NJIT picked up its biggest win in program history today. (USATSI)
NJIT picked up its biggest win in program history today. (USATSI)

The New Jersey Institute of Technology is the lone independent in Division I. Coming into today's matchup with Michigan, it was ranked 293rd in KenPom with a 2-5 record and two losses this season to UMass-Lowell -- which is only in its second year of Division I competition.

None of that mattered today though, as the Highlanders defeated the 17th-ranked Wolverines 72-70 in what will likely be the biggest upset of the season. Damon Lynn paced NJIT with 20 points, including six 3-pointers, as the Highlanders shot 58.7 percent from the field.

By the way, that 58.7 percent from the field mark? It was completely deserved. Michigan's defense today was an absolute disaster, allowing the Highlanders to get wherever they wanted on the floor. Maybe the 11-17 mark from 3-point range was a little bit outrageous, especially when Lynn hit two contested ones in final sequences of the game. However, that's why you can't just defend for the final 10 minutes of a game and expect to come out with a win. The Highlanders got out to a 51-44 lead at one point because Michigan let them, and because of stellar offensive execution.

To only call this an upset is probably underselling it a bit, honestly. According to Bet Labs, NJIT's win over Michigan is the biggest upset in terms of point spread since 2007, when Gardner-Webb beat Kentucky.

This is an absolutely fantastic and well-deserved win for Jim Engles at NJIT. The Highlanders have been on the precipice of a breakthrough for all season, with a tight loss to Marquette and win over Duquesne. It's an incredible turnaround for a program that lost EVERY game that it played from February 24, 2007 to January 17, 2009. That 51-game losing streak would have been a record, but the NCAA does not count reclassifying schools in its official records. That 2008-09 season was Engles first in charge, and even though the Highlanders went 1-30 that year, it began a steady climb towards a relevance within the Division I classification. Even though he apparently had this game circled as a loss coming into the game, he deserves all of the congratulations in the world for this win. 

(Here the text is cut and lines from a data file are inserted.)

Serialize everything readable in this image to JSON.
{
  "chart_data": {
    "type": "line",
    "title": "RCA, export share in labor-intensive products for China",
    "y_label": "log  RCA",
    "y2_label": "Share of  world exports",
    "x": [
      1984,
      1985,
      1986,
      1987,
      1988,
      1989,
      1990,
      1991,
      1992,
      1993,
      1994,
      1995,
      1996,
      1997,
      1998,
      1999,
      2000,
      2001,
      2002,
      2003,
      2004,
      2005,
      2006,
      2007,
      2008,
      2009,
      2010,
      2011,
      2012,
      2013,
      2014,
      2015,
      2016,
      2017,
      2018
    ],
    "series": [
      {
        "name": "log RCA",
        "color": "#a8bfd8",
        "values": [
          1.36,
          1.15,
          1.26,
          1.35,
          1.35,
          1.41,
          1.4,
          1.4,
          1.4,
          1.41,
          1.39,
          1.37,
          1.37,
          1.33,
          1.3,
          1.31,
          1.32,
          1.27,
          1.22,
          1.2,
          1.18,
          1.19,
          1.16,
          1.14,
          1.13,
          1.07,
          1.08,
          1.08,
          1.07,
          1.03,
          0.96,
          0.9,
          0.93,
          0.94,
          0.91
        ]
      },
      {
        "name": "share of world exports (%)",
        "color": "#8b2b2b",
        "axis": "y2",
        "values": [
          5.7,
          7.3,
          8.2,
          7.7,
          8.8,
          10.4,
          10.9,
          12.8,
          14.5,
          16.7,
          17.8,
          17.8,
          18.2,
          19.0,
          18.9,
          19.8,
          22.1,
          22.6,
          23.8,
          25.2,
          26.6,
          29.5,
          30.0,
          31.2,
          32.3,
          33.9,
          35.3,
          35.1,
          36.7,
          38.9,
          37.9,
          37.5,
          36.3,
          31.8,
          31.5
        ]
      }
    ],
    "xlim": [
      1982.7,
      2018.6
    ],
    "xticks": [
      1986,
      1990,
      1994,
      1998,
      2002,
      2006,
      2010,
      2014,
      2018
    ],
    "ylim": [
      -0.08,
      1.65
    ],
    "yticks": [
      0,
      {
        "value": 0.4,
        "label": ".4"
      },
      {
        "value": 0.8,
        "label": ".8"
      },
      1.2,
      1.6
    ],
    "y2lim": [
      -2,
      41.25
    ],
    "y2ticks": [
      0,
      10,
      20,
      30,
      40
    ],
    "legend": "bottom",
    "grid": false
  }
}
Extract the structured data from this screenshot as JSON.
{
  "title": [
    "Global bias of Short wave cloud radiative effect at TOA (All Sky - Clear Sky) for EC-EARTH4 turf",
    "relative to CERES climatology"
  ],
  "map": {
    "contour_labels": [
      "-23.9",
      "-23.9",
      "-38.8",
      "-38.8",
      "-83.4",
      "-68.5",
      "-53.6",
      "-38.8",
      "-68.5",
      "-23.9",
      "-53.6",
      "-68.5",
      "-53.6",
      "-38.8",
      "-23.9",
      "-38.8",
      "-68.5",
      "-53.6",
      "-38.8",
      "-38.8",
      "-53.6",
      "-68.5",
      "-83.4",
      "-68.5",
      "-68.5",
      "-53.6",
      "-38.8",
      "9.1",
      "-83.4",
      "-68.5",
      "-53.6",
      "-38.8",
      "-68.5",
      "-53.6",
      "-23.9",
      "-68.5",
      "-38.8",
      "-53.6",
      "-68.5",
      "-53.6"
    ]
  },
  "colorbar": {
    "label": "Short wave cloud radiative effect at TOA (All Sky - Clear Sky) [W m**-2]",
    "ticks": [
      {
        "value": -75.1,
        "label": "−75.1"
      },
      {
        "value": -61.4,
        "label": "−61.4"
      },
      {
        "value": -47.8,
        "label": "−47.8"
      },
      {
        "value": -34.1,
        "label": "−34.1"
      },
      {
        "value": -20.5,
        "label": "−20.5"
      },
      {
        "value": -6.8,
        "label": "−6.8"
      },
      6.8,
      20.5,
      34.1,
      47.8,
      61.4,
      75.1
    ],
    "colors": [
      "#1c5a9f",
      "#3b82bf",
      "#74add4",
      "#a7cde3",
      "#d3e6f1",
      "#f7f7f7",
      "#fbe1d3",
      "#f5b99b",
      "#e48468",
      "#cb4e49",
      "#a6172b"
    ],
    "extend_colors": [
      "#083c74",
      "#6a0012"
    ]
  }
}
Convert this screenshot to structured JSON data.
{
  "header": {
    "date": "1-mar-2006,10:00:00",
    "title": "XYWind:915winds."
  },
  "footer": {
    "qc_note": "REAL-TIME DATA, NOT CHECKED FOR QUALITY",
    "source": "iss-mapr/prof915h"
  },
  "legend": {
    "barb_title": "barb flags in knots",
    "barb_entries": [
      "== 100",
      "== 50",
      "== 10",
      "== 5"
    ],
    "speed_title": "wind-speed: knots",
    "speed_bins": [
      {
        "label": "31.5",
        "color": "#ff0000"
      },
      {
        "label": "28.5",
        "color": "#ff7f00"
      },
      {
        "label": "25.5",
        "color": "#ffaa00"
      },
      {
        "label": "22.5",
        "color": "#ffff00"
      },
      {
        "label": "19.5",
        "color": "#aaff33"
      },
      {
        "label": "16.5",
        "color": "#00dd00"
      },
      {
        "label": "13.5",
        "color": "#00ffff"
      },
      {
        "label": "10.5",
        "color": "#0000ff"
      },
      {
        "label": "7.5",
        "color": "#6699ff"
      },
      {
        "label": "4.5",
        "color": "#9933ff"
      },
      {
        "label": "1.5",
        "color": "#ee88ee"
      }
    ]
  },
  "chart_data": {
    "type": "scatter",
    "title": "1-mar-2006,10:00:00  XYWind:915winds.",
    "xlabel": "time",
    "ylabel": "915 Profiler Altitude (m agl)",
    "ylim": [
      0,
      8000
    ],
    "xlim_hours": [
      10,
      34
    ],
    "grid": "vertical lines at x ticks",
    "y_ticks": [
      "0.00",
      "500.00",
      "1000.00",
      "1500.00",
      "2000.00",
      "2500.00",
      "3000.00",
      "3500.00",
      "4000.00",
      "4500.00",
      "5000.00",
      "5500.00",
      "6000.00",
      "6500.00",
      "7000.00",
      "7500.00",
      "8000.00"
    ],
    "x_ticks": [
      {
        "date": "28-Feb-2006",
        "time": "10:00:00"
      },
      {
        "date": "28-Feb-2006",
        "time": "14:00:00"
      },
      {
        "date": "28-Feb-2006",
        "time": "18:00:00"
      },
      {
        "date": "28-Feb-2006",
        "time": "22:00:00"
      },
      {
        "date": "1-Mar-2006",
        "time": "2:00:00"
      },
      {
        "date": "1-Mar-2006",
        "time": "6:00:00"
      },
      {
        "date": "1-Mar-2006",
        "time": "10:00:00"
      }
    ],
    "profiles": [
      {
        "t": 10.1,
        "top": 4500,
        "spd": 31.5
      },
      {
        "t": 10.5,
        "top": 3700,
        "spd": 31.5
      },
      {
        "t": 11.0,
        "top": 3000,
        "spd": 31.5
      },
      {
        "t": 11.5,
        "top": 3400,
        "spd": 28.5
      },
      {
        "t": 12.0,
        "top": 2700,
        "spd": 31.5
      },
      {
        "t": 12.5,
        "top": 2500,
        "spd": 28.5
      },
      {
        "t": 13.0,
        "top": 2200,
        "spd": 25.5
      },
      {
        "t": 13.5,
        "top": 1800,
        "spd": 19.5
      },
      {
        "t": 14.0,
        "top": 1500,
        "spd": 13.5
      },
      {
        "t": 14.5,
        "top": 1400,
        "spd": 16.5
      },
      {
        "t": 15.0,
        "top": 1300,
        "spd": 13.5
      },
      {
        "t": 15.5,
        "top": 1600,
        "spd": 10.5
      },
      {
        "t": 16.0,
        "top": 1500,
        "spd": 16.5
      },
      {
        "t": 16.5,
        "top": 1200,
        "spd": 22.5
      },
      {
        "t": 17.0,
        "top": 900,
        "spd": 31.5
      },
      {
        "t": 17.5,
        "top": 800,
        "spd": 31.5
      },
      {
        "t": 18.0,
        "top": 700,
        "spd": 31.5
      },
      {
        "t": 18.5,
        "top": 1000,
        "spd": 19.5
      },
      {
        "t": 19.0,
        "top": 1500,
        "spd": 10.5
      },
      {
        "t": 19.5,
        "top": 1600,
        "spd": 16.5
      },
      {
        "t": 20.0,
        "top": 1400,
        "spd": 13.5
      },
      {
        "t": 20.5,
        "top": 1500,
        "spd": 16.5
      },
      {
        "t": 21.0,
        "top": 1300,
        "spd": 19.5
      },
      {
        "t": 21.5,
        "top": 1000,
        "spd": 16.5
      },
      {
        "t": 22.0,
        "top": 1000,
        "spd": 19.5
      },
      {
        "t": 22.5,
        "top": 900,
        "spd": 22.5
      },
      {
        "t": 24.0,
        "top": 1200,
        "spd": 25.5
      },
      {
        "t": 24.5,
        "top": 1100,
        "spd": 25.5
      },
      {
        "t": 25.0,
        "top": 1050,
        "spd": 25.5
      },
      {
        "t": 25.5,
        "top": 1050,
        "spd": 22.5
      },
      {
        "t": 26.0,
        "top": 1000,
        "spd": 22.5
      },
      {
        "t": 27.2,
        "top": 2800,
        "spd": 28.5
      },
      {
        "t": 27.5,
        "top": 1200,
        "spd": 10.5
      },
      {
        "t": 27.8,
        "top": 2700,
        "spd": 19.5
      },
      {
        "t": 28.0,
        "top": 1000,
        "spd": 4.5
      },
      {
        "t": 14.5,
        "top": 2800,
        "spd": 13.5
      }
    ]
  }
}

On the other side this game points to some pretty significant problems for the Wolverines. Their defense was an absolute problem from the start, allowing the Highlanders to have an open layup line to the hoop. I'm not exaggerating when I say that either. I made a cut of the open layups Michigan allowed to the Highlanders, and I'm not even sure I got them all.

Caris LeVert was beyond phenomenal, setting a career high with 32 points on 11-18 shooting, and Derrick Walton scored 16 of his own, but no one else stepped up for Michigan. Zak Irvin had probably the worst game of his career in a Wolverine uniform, going 2-11 for five points. This game proved that offensively, they'll need someone else to step up and take the load on every night, otherwise it's going to be tough for them. It's not a particularly deep team, so secondary scoring could be an issue all year.

They move to 6-2, with their only good result of the season coming over Syracuse in a close home win. That loss dropped them from 20th to 36th in KenPom, which is possibly the largest single game drop I've ever seen for a team inside the top 50. 

With only that Syracuse win to point to, this could turn into a disastrous non-conference slate for the Wolverines. The Orange have looked inconsistent, and it's questionable whether or not it's a tournament team. Michigan still has a chance to pick up a win over Arizona, but does anyone see that happening after watching they way they defended today? SMU also remains, but the Mustangs may have Markus Kennedy back for that game, making it a tough one for the Wolverines inside. 

But the bigger key for this team is now figuring out its defense. If that happens, the Wolverines could still be the second-best team in the Big Ten. But without it, they're going to have some serious problems in conference play.